In 1985, the average movie ticket cost $3.55. 470 movies were released, grossing a total of $3.75 billion. Nevertheless, that was a drop of 7% from 1984. In 2005 (so far), 238 movies have been released, grossing $3.85 billion, despite the fact that the summer blockbuster season and fall/winter Oscar season haven’t even gotten started yet. In 1985 only three movies earned more than $100 million. In the first half of 2005, we’ve already had eight $100 million-plus blockbusters. Even accounting for inflation, I don’t see a lot of similarity there. What I do see is a lot of whining and foot-stomping from an industry that’s not used to being subject to basic economic principles.

The number of movie tickets sold has risen by millions almost every year since 1980. At the same time, ticket prices have gone up and, not surprisingly, so have box office grosses.

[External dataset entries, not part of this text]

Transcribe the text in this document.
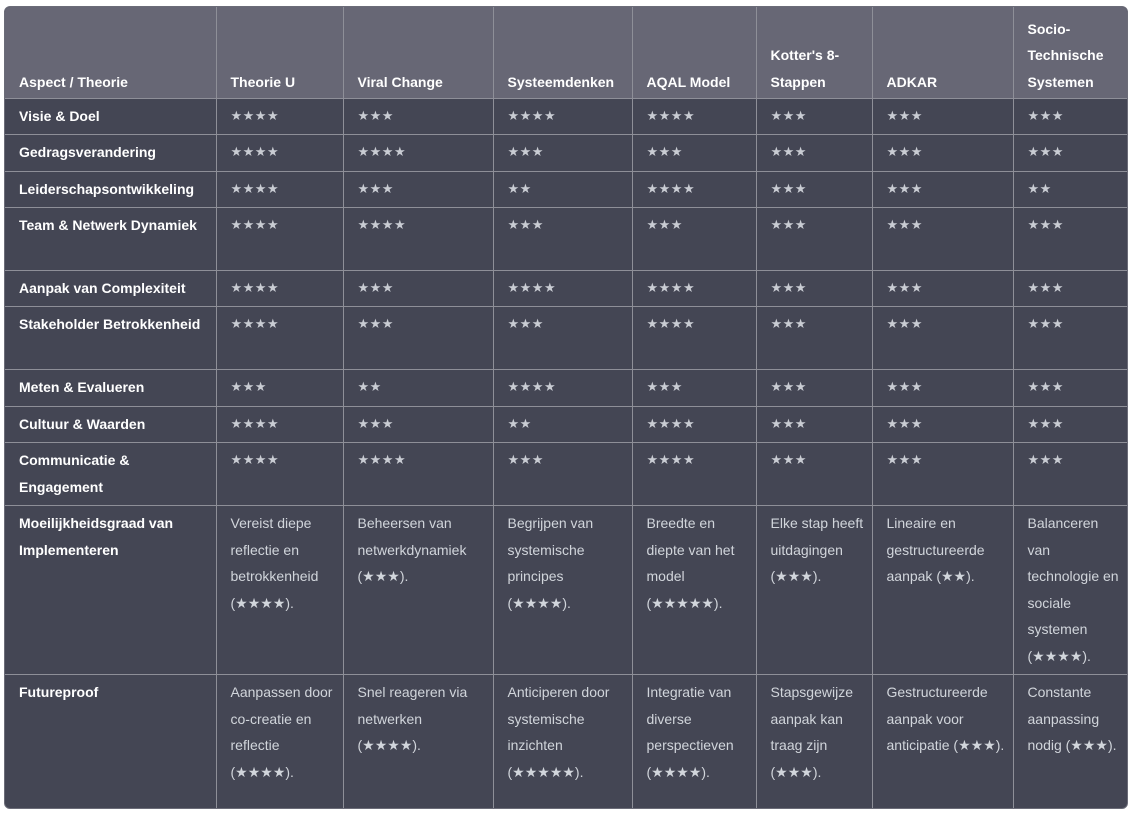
Aspect / Theorie	Theorie U	Viral Change	Systeemdenken	AQAL Model	Kotter's 8-Stappen	ADKAR	Socio-Technische Systemen
Visie & Doel	★★★★	★★★	★★★★	★★★★	★★★	★★★	★★★
Gedragsverandering	★★★★	★★★★	★★★	★★★	★★★	★★★	★★★
Leiderschapsontwikkeling	★★★★	★★★	★★	★★★★	★★★	★★★	★★
Team & Netwerk Dynamiek	★★★★	★★★★	★★★	★★★	★★★	★★★	★★★
Aanpak van Complexiteit	★★★★	★★★	★★★★	★★★★	★★★	★★★	★★★
Stakeholder Betrokkenheid	★★★★	★★★	★★★	★★★★	★★★	★★★	★★★
Meten & Evalueren	★★★	★★	★★★★	★★★	★★★	★★★	★★★
Cultuur & Waarden	★★★★	★★★	★★	★★★★	★★★	★★★	★★★
Communicatie & Engagement	★★★★	★★★★	★★★	★★★★	★★★	★★★	★★★
Moeilijkheidsgraad van Implementeren	Vereist diepe reflectie en betrokkenheid (★★★★).	Beheersen van netwerkdynamiek (★★★).	Begrijpen van systemische principes (★★★★).	Breedte en diepte van het model (★★★★★).	Elke stap heeft uitdagingen (★★★).	Lineaire en gestructureerde aanpak (★★).	Balanceren van technologie en sociale systemen (★★★★).
Futureproof	Aanpassen door co-creatie en reflectie (★★★★).	Snel reageren via netwerken (★★★★).	Anticiperen door systemische inzichten (★★★★★).	Integratie van diverse perspectieven (★★★★).	Stapsgewijze aanpak kan traag zijn (★★★).	Gestructureerde aanpak voor anticipatie (★★★).	Constante aanpassing nodig (★★★).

The average yearly box office gross in the 1980s was $3.82 billion. In the 1990s, that average rose to $5.74 billion. Now get this: if Hollywood stopped making movies right now, so that the total box office grosses for 2006, 2007, 2008, and 2009 were exactly $0, the average yearly box office gross for the period 2000-2010 would still be $4.77 billion.

In the last five years, Hollywood has averaged almost $1 billion more than in the entire 1980s, and only $1 billion less than the entire 1990s. In real numbers, the 80s generated $38.2 billion and the 90s $57.4 billion, compared to $47.7 billion since 2000. At this rate, Hollywood is looking at a potential ten-year gross of almost $100 billion by the end of 2009. Adjusted for inflation, that’s about $39.4 billion in 1980 dollars, or $67.2 billion in 1990 dollars, a huge improvement any way you look at it.

They call this a slump?

All box office numbers are from Box Office Mojo. Inflation-adjusted grosses were calculated using conversion factors derived from the US Consumer Price Index. And by “billion”, I mean US billions, not British billions.